Jay S. answered • 01/09/21
Patient, Engaging Math Tutor for Algebra through Calculus
a. The gradient of a scalar field is a vector made up of the partial derivatives with respect to each relevant variable (x, y, and z here). Gradient = <∂/∂x(Φ), ∂/∂y(Φ), ∂/∂z(Φ)>. Doing the actual calculations:
∂/∂x(Φ) = 3sin(-y)*cos(-x)*(-1) = -3cos(-x)sin(-y). Using the fact that sin(-y) = -sin(-y) and cos(-x) = cos(x) because of the properties of odd and even functions, it simplifies to 3cos(x)sin(y).
∂/∂y(Φ) = 3sin(-x)*cos(-y), and by the same reasoning, it simplifies to 3sin(x)cos(y).
∂/∂z(Φ) = 0, because there are no z-terms in the original scalar-valued function.
So the gradient is <3cos(x)sin(y), 3sin(x)cos(y), 0>.
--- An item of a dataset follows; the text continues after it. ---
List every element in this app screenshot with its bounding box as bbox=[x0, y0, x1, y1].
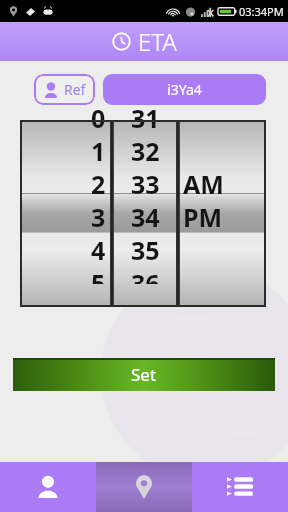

b. The Laplacian, however, is not a vector: it's a scalar operator defined by ∂2/∂x2(Φ) + ∂2/∂y2(Φ) + ∂2/∂z2(Φ). Basically, it's the divergence of the gradient. We can take partial derivatives of each component of the gradient and just add them:
-3sin(x)sin(y) + -3sin(x)sin(y) + 0 = -6sin(x)sin(y).
c. A field is harmonic if the Laplacian is zero, which obviously isn't the case here. So Φ is not harmonic.